Hiring Indian engineers in India for my company's office in India. I'm not sure how that qualifies as "temporary" in your mind. They are just as permanent as American employees.

This is a different situation entirely and not what we were discussing at all. Do you really think that most companies have a location in India? Your company is already paying the taxes for that luxury, so this point is meaningless.

That was actually you

That's every company who abuses H1Bs, moron. That's been the national narrative for almost 20 years, so don't deflect that to me.

I never once claimed that price was the reason for hiring them.

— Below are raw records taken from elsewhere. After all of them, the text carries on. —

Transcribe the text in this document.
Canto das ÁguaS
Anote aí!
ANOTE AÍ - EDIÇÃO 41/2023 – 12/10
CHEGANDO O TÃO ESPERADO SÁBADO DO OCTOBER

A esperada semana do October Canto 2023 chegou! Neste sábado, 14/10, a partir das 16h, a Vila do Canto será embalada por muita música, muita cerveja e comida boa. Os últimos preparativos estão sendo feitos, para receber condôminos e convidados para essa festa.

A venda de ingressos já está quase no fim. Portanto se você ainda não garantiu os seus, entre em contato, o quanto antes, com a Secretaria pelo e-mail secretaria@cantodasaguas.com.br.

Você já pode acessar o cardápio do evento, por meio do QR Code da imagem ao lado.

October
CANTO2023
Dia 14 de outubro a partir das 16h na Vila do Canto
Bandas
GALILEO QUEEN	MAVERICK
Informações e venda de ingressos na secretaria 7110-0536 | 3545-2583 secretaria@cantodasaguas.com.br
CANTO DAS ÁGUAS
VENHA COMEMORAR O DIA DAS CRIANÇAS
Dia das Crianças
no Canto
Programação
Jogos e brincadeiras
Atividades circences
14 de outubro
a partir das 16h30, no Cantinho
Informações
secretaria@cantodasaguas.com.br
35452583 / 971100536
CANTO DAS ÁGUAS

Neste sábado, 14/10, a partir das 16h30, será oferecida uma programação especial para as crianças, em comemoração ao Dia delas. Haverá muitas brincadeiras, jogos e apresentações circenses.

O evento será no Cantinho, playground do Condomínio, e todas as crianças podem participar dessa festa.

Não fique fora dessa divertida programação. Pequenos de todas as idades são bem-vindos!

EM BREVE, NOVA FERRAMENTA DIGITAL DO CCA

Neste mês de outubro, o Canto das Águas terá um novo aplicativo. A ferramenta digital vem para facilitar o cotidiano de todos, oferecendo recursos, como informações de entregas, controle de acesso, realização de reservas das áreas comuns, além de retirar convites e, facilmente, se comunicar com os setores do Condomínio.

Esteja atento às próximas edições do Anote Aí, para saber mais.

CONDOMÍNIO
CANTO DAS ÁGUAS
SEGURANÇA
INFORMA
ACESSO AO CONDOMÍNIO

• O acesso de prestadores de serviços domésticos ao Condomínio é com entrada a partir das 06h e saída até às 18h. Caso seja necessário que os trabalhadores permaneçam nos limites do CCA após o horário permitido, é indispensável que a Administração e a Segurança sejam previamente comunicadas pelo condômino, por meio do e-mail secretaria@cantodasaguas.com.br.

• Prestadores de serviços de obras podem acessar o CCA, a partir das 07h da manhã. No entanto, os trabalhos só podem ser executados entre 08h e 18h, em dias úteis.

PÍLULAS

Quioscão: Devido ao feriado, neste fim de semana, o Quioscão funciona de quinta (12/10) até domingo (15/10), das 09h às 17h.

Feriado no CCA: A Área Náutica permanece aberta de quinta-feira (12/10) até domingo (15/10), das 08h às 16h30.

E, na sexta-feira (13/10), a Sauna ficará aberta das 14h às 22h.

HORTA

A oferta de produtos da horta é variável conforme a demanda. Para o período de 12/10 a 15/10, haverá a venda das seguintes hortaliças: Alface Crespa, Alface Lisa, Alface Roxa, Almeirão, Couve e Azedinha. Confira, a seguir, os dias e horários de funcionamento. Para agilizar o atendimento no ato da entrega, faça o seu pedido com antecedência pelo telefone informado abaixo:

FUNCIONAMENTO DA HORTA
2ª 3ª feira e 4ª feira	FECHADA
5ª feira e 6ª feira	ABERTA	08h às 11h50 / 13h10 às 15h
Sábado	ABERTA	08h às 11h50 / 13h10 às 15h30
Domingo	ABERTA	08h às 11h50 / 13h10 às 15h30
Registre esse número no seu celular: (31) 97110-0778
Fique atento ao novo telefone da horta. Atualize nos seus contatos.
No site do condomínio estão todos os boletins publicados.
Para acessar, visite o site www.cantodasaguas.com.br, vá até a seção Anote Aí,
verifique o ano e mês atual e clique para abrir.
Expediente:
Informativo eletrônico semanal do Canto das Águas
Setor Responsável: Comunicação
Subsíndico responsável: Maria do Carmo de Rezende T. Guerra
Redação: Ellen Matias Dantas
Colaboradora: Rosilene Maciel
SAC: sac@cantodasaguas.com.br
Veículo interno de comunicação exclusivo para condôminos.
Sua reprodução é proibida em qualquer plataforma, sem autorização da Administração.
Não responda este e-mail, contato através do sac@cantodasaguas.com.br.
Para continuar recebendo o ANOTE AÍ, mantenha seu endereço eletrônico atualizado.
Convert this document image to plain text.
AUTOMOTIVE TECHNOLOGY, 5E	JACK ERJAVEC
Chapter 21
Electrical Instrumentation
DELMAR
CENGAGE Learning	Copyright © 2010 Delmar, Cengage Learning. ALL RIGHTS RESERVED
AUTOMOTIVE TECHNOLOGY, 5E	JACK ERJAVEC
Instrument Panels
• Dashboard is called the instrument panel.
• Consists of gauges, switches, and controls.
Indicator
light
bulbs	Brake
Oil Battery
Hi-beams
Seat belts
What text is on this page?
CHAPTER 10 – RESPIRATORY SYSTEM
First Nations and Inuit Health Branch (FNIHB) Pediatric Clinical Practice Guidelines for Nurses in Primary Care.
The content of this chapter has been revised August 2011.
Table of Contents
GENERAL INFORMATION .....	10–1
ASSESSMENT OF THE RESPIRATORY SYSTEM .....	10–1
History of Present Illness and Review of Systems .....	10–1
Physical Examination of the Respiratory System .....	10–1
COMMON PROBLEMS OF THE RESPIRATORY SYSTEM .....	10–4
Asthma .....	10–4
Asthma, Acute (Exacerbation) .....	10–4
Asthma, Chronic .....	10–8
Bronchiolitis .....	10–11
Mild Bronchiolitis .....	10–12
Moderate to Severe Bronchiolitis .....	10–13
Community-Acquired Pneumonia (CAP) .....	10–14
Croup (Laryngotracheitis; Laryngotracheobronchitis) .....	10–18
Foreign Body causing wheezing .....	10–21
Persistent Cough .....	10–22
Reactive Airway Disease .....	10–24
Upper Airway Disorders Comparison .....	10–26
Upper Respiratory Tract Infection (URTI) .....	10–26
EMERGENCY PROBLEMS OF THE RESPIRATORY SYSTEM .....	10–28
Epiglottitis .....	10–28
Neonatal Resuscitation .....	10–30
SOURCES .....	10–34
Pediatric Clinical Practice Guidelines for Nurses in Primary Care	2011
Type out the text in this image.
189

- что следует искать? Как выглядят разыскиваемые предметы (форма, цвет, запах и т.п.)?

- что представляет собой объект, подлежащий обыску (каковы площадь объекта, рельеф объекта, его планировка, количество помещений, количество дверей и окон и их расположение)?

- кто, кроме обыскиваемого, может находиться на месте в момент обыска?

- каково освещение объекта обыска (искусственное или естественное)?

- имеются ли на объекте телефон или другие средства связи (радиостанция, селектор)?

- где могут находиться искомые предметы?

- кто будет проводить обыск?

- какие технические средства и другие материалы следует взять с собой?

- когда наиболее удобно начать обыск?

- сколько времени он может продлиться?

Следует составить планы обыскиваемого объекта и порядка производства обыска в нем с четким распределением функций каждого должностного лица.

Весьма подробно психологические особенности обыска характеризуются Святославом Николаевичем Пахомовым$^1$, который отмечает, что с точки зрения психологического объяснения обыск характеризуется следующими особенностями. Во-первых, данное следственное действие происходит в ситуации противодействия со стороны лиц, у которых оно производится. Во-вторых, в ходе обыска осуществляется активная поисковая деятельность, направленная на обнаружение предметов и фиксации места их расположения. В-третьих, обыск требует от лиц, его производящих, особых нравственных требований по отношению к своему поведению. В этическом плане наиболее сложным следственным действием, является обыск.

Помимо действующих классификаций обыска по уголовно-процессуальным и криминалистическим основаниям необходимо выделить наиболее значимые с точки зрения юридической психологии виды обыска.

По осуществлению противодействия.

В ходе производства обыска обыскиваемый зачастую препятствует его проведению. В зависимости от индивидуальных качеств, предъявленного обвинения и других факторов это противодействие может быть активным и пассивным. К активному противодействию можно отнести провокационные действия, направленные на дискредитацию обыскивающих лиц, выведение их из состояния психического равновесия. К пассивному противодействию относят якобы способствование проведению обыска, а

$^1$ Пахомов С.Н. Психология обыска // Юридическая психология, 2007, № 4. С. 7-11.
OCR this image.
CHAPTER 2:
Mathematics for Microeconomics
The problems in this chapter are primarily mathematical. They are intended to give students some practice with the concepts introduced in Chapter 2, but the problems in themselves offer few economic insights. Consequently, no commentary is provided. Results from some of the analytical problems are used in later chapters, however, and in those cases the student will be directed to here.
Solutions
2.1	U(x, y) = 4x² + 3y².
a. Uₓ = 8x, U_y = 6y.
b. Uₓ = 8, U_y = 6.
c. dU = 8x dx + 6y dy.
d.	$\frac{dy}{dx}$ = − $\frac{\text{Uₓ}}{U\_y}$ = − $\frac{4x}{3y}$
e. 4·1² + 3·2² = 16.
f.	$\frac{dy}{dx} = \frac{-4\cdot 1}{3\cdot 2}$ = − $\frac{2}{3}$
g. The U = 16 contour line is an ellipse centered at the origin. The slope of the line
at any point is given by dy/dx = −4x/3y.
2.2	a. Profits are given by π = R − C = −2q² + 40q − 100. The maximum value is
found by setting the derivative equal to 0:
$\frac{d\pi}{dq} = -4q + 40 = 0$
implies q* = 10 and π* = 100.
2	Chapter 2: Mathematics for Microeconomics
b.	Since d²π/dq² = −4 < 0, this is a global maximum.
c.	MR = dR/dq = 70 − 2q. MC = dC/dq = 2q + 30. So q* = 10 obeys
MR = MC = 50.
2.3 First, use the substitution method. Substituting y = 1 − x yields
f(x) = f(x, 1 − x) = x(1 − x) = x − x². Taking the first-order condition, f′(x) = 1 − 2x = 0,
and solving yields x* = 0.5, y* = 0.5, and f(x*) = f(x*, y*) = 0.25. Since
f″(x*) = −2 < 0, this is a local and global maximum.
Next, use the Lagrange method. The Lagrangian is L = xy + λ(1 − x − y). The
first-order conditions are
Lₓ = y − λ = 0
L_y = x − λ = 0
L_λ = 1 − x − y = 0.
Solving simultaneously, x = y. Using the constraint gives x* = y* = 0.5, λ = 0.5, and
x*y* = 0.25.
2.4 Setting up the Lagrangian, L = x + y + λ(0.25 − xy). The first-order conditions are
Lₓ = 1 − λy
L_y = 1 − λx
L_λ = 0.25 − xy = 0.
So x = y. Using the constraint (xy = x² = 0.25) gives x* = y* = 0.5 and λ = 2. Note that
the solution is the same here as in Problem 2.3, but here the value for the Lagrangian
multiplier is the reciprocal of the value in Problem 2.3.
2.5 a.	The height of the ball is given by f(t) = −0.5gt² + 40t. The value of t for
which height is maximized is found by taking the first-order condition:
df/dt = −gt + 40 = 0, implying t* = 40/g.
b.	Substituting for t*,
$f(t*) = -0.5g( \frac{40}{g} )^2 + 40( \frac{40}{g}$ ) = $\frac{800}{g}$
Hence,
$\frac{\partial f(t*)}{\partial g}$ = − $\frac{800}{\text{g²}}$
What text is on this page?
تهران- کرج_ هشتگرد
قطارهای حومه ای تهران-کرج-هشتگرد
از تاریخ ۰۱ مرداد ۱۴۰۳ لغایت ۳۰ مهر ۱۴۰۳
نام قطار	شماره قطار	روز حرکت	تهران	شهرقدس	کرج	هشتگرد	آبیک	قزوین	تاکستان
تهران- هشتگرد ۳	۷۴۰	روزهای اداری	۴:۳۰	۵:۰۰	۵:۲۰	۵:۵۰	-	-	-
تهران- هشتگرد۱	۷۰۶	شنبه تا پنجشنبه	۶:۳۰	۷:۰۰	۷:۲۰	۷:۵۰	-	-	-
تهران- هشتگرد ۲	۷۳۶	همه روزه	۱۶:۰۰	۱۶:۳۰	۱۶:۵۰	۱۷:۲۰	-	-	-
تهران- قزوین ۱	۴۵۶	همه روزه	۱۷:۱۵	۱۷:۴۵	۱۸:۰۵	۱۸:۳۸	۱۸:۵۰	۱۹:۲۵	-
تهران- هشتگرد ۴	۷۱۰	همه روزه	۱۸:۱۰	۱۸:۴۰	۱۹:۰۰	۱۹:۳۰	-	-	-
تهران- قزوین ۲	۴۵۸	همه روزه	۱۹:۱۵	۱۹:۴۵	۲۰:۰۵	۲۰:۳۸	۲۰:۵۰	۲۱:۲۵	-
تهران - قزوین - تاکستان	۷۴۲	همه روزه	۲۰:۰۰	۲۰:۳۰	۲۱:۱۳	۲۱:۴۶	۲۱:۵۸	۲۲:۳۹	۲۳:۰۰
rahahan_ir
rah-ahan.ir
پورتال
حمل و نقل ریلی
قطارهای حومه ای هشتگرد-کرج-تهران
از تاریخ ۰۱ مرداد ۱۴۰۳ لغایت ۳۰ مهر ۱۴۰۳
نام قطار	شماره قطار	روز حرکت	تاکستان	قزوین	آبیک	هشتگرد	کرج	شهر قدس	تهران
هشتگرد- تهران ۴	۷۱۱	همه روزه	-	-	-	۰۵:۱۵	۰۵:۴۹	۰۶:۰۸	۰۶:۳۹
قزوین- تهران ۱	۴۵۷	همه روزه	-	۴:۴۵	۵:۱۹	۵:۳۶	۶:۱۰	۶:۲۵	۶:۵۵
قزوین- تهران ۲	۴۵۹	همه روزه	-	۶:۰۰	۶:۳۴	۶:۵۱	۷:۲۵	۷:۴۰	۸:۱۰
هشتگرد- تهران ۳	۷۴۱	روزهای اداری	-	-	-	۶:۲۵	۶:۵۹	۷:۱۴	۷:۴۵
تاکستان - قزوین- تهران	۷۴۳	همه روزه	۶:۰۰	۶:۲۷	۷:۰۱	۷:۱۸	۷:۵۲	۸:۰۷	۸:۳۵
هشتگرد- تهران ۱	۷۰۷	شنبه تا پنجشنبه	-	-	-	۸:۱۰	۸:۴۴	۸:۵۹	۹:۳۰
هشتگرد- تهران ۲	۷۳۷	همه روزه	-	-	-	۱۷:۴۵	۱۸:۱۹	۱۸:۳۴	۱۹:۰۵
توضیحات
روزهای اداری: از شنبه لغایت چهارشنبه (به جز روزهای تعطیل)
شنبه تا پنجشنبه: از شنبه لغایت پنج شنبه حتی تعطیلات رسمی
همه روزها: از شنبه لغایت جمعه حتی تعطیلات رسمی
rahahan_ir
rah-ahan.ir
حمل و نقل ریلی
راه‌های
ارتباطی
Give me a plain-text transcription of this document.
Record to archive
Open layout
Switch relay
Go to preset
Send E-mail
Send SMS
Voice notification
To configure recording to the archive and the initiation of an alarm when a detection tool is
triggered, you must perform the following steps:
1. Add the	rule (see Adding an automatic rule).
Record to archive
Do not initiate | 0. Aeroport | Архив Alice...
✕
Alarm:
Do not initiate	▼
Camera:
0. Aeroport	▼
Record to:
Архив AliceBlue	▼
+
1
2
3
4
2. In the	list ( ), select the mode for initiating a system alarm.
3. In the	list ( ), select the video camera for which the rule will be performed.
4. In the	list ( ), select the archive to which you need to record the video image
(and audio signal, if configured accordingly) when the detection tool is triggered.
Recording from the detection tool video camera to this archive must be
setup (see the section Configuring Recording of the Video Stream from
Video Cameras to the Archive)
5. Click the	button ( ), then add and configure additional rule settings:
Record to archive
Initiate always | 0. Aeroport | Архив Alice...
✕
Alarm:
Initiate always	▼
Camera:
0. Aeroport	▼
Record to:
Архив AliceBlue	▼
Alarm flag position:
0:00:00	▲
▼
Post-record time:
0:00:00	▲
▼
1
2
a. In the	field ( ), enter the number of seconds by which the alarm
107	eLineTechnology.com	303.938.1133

It's obvious that's what it is. The tech industry knows it, and you and I know it. You are all over this thread talking out two sides of your face, one minute insisting that the H1Bs are making a fair wage and touting what Google pays them, then posting the evidence of the shitty $87k average and bragging about your $35k offshore sweatshops.

I am paying them over $20k more than the Orange Fuhrer's $130k H1B threshold.

What a bunch of horseshit, you just said your offshore help "make on average around $35,000 USD". There's no way you're paying an H1B $150k per year or you wouldn't be whining about a minimum salary requirement. You're a liar. You're purposely trying to mix two different scenarios to back out of an argument. You're lying all over this thread, and now that your agenda is known, you're accusing me of being a Trumpette. I'm not, so shove that up your ass.